Friday, August 3, 2012

Untitled and Unleashed

To hear/ read some people state that only 1st trimester abortion should be legal because (that is enough time for women to make up their minds angers me. At any time during an unwanted pregnancy it is a woman's right and personal decision to choose abortion. With that choice should come access but unfortunately, the system isn't designed that way. My choice was made but I didn't have access to the abortion. My procedure was the same amount as my monthly income. By the time I saved up for it I was in my in my second trimester.
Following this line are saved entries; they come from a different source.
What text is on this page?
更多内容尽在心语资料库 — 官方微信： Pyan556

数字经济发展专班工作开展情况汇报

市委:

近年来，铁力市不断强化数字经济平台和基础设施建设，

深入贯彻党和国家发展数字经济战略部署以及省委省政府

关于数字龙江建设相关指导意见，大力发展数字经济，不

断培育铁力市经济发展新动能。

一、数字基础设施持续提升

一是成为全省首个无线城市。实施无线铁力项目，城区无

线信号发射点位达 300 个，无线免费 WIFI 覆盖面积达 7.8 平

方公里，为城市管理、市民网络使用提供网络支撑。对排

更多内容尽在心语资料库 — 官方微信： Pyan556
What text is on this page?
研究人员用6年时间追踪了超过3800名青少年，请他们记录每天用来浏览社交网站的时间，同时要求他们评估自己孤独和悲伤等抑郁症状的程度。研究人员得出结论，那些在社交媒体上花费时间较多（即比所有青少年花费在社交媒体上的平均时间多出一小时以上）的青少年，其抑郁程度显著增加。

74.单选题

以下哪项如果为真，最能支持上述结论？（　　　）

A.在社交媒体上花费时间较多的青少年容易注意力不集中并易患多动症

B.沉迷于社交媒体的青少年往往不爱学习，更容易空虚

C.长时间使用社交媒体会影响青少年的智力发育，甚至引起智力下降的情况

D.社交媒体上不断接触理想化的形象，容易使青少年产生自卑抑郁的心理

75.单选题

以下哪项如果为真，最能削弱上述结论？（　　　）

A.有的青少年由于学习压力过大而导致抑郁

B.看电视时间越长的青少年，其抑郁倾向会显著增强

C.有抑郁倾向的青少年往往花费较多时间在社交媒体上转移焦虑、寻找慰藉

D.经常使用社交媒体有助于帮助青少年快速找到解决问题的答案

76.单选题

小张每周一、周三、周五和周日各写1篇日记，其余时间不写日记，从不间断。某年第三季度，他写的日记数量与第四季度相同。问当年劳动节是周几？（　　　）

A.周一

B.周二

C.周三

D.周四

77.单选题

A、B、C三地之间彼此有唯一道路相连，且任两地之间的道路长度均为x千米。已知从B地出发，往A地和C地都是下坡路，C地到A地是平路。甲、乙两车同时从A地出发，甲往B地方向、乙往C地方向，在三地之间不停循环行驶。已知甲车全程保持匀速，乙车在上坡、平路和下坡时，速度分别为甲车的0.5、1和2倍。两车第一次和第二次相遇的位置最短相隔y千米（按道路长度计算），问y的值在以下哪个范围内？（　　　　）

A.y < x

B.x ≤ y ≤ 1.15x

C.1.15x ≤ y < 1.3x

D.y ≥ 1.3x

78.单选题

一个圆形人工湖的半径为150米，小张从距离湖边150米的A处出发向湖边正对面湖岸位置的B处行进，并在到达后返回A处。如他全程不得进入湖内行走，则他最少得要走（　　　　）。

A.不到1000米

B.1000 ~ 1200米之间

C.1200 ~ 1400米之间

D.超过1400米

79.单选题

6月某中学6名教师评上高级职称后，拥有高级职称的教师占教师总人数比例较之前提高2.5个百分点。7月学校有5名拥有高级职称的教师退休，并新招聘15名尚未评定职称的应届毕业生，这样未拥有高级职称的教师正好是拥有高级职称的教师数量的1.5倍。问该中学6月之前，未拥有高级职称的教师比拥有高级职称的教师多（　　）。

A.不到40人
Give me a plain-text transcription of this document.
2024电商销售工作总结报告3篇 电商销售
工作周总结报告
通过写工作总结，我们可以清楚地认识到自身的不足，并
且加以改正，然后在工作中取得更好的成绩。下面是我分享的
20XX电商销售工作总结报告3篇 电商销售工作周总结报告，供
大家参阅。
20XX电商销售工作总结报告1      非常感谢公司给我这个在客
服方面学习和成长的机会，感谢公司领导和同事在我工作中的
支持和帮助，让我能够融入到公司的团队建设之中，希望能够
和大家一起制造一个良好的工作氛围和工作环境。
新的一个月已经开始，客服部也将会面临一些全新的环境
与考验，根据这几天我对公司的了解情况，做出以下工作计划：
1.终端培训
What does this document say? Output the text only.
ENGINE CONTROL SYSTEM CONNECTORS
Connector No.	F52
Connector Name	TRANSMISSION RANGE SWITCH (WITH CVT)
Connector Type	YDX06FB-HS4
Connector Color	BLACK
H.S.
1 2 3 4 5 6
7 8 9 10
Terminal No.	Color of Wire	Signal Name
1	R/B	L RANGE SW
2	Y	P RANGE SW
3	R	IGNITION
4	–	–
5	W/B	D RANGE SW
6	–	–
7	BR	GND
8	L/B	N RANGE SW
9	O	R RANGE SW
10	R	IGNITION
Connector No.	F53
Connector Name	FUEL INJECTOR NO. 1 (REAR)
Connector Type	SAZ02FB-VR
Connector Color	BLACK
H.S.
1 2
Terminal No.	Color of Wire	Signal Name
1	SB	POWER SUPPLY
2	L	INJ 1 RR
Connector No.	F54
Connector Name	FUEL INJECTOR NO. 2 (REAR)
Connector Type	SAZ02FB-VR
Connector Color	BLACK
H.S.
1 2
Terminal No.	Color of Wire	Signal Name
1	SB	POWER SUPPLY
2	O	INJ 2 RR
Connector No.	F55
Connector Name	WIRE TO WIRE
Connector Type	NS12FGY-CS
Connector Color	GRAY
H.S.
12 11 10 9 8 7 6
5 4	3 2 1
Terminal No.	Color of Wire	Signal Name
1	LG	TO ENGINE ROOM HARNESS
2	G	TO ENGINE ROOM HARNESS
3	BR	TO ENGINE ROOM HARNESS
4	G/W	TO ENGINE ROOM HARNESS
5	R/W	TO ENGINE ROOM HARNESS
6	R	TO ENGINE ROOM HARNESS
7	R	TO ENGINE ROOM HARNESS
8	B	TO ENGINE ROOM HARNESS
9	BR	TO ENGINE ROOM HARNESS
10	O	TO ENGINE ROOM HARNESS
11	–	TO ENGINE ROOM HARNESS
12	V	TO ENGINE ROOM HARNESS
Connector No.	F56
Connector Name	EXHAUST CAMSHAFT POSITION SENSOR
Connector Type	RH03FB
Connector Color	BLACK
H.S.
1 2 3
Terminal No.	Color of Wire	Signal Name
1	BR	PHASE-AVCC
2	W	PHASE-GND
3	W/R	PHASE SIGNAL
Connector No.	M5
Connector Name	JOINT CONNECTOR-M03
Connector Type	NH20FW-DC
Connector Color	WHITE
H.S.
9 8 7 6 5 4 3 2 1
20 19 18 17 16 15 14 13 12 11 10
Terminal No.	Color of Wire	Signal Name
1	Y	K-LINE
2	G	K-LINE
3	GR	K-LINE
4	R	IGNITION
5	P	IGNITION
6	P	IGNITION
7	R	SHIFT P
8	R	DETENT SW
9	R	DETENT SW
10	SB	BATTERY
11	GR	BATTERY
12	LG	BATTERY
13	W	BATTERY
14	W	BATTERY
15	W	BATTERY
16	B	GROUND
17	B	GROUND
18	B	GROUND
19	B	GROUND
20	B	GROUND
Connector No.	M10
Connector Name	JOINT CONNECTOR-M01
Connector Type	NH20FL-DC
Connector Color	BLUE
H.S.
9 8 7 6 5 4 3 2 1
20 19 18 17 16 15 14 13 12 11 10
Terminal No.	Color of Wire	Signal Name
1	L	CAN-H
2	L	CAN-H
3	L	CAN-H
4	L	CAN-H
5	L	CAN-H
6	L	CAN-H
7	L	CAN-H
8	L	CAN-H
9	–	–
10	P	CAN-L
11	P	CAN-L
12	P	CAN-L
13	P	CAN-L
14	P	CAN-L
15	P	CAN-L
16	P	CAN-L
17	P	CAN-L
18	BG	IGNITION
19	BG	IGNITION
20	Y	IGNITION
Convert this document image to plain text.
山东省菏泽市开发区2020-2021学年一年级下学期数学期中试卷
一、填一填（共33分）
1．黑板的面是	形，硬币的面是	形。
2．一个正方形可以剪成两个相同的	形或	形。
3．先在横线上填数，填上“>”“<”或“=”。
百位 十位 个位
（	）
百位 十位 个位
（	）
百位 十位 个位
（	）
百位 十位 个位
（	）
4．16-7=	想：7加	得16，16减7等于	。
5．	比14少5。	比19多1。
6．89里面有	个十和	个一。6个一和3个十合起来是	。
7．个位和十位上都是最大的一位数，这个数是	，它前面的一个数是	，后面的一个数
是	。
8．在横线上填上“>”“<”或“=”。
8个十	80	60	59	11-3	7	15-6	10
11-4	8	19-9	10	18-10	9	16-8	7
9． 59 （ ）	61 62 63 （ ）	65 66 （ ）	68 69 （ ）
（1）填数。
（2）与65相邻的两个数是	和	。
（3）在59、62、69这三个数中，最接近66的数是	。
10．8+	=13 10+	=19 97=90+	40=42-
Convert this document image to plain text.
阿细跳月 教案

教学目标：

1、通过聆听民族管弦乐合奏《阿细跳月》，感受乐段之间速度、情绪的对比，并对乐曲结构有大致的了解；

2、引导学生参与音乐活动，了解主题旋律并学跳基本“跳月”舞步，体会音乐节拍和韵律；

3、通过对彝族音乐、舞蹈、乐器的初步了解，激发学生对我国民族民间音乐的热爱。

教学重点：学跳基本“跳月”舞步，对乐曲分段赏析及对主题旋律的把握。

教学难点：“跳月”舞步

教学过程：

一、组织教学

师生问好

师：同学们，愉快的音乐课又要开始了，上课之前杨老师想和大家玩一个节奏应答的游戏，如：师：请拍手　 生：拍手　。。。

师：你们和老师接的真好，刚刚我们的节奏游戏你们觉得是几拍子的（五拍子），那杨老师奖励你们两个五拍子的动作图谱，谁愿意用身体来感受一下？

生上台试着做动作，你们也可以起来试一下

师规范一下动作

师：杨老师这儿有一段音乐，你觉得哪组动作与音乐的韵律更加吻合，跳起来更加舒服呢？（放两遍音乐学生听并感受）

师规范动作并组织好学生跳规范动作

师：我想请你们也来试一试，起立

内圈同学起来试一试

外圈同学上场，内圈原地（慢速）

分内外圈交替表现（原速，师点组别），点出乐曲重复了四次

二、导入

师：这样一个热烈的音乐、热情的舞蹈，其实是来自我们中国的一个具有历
Even if I had chosen to get an abortion in my 2nd trimester I should've been able to. Now women are being stripped of their rights and choices with such bills as the Fetal Pain bill. This society is so set on war; war on women, war on drugs, war against terrorism, and the list goes on. Their should be a war on this society, the politicians, poverty, greed, domestic violence, rape, discrimination, and HATE! Instead we are attacked for being who we are and the decisions we make. Being born with a vagina, having my own mind and voice means I have to fight constantly. But I don't mind the fight, just the reasoning behind it.